A couple of weeks ago, an ex staff member of the museum dropped off some interesting snails that could work well in Bugs Alive!, our display of invertebrates at the museum. Amongst the collection was a moderate sized land snail that looked remarkably like a Giant African Land Snail.

Giant African Land Snails are one of the biggest potential agricultural pests for Australia. In the 1970s they entered Australia and were found in Queensland. Australia managed to eradicate them from the environment this time, but the Australian Quarantine and Inspection Service (AQIS) continue to be vigilant to stop them from getting across our border again. Although they originate from Africa they are now a pest species all over the world. Close to home they are found on Pacific islands where they have overrun some of the local land snails leading them to become endangered (as well as introducing carnivorous snails to eat the Giant African Land Snail but they enjoyed the taste of the local snails more – but that is another story...).
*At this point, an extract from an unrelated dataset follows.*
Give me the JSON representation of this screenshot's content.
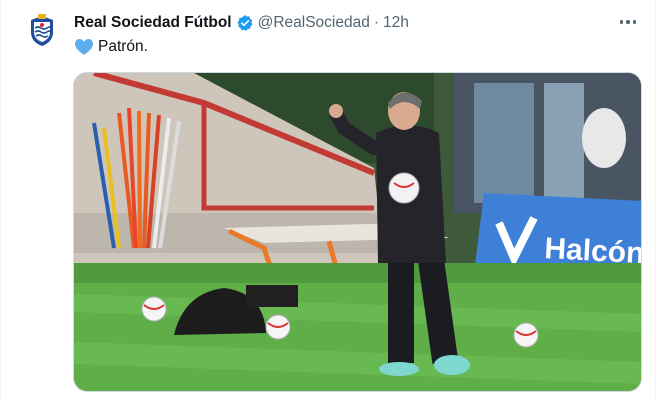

  Pygmipanda automata This moderate size land snail looked far too much like a Giant African Land Snail to not have checked out by the experts.
Image: Adnan Moussalli
Source: Museum Victoria
 

My story stems from the fact that on my desk turned up this interesting looking snail. I was immediately alerted to action to get this snail checked out. I left the Live Exhibits department and ventured up to Sciences where I spoke to Adnan, the resident snail expert of the museum. He was not only interested in this snail but also the bundle of other snails that came along with the package – including carnivorous snails who had eaten their house mates and a Snug – what looks like a cross between a snail and a slug.
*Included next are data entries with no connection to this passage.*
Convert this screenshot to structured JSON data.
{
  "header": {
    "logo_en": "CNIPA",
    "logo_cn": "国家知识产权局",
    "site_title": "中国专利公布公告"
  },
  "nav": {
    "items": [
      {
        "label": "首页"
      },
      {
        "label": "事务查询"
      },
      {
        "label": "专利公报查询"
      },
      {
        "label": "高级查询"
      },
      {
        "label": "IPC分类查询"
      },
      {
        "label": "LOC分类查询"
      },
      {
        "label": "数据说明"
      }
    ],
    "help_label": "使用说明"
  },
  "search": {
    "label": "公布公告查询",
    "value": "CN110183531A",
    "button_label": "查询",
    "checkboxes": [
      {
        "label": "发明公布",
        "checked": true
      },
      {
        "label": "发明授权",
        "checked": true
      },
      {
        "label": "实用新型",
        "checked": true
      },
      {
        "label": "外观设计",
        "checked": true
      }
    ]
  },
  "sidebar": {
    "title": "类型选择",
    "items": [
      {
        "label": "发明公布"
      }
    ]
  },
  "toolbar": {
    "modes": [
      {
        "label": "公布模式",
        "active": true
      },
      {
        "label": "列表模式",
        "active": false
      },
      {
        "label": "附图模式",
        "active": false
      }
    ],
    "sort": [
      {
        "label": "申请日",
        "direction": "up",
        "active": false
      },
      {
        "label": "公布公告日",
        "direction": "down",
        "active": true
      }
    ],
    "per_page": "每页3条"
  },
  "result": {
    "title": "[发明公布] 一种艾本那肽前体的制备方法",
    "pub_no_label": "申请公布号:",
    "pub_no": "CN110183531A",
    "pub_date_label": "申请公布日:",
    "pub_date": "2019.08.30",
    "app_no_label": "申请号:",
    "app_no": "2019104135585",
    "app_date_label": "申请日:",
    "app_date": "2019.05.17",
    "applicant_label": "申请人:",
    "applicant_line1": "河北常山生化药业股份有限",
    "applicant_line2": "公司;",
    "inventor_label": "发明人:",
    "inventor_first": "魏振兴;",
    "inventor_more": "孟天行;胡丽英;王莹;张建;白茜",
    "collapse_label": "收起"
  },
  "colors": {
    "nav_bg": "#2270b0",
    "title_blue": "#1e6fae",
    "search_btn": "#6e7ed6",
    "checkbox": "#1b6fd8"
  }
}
Carnivorous Snail Hard to believe - but there are snails around that are carnivores. This snail came to us in en enclosure with two empty snail shells - it had a feast in transit.
Image: Adnan Moussalli
Source: Museum Victoria
 

Snug This amazing group of animals, which we have fondly called Snugs, have been kept in captivity by Live Exhibits for a number of years.
Image: Adnan Moussalli
Source: Museum Victoria
 

It did not take Adnan long to coax the snail out of its shell and confirm that it was just a very interesting local snail called Pygmipanda automata. It has now become a resident of the Melbourne Museum and we can use it for public programs and display. Australia is full of amazing snails that are so rarely seen by many people. Their tendency to venture out when it is dark and wet when we are all tucked up in bed means they are rarely spotted.